Açorda or sopa Alentejana (Portuguese bread soup) is a stick-to-your-bones, peasant soup from the Alentejo (a large region south of Lisbon). It originated as a means of using up stale bread. Açorda consists of slices of crusty bread that are drizzled with olive oil and then soaked in boiling water infused with garlic, salt, and cilantro. Poached eggs are placed on top of the bread just before serving.
Sopa de cação is another customary soup from the Alentejo region. A green soup, which gets its color from plenty of cilantro, plus garlic, bay leaves, paprika, vinegar, and a white meaty ﬁsh. The soup is typically served over sliced bread, which thickens the soup.
When the mercury drops, few things are more comforting than a good old-fashioned bowl of chicken soup, referred to as canja de galinha in Portugal. Depending on the region and tradition, this soup is usually made with rice or short cut pasta and sometimes thickened with beaten egg yolks and seasoned with lemon juice, chopped parsley, or mint leaves.
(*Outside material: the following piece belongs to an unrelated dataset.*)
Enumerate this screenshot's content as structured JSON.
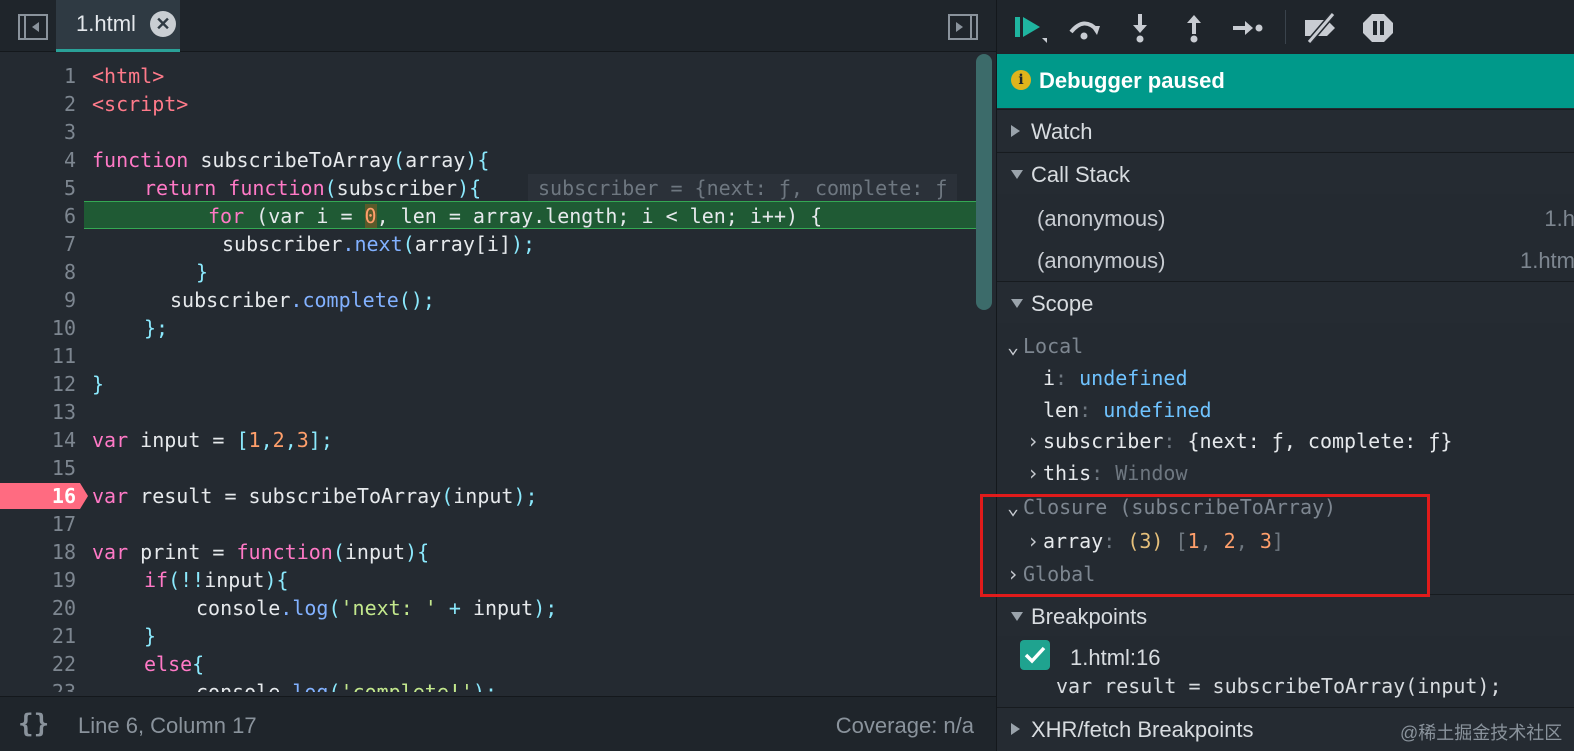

Sopade Tomate (tomato soup) is a long-established favorite. The Portuguese version takes it to another level by combining the tomatoes with smoky bacon and chouriço and serving it with poached eggs on top.
Originating in Algarve (southern Portugal) and perhaps more of a stew than a soup, cataplana is a time-honored ﬁsh and/or seafood stew. Cataplana gets its name from the copper pan in which it’s cooked—that is, two rounded copper sides connected by a hinge that opens and closes like a clam. It’s a memorable dish highlighting the best of what this region has to oﬀer, an abundance of ﬁsh/seafood and fresh vegetables. Onions, garlic, and tomatoes are stewed with glugs of white wine, clams, whole prawns, ﬁsh, mussels, octopus, and slices of chourico. Every restaurant owner and home cook has their own version, so best to sample an assortment if you ﬁnd yourself exploring the south of Portugal.
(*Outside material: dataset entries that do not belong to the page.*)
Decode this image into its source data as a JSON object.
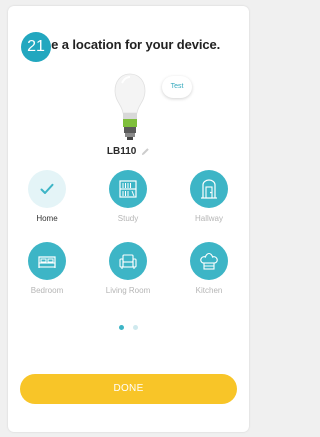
{
  "step_number": "21",
  "title": "se a location for your device.",
  "device": {
    "name": "LB110",
    "test_label": "Test"
  },
  "rooms": [
    {
      "label": "Home",
      "icon": "check-icon",
      "selected": true
    },
    {
      "label": "Study",
      "icon": "bookshelf-icon",
      "selected": false
    },
    {
      "label": "Hallway",
      "icon": "door-icon",
      "selected": false
    },
    {
      "label": "Bedroom",
      "icon": "bed-icon",
      "selected": false
    },
    {
      "label": "Living Room",
      "icon": "armchair-icon",
      "selected": false
    },
    {
      "label": "Kitchen",
      "icon": "chef-hat-icon",
      "selected": false
    }
  ],
  "pagination": {
    "current": 1,
    "total": 2
  },
  "done_label": "DONE",
  "colors": {
    "teal": "#3db5c6",
    "badge": "#22a7bf",
    "done_button": "#f8c528"
  }
}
Sopa da pedra (stone soup) is a humble Portuguese soup made from kidney beans, pork sausage, bacon, potatoes, cabbage, onions, carrots and garlic. It originates from the city of Almeirim, north of Lisbon. It’s served piping hot and is accompanied by its own legend. According to Portuguese folklore,
“A hungry friar begging for food knocked at the door of a farm laborer’s house. When the laborer tried to turn him away, the friar picked up a stone and asked him to lend him a pot and some water so that he could make a delicious stone soup. The laborer and his family agreed. As the water boiled, the friar remarked that the soup would improve considerably if they gave him some lard, which they also provided. Tasting the soup at various intervals, the friar was able to obtain salt, cabbage and a morsel of smoked sausage, everything he needed to make his wholesome soup. When he had eaten it, only the stone remained at the bottom of the pot.”
The parable is still told today and underscores a distinct moral—the importance of generosity and nourishing loved ones, friends, and strangers alike.
Soup is, of course, not the only feature of Portuguese cuisine, but it’s central Portugual’s culinary identity. In fact, Chef John DaSilva, the chef traveling with us in Portugal, recalls that his love of soup was something he learned from his grandmother who immigrated to Massachusetts from Portugal.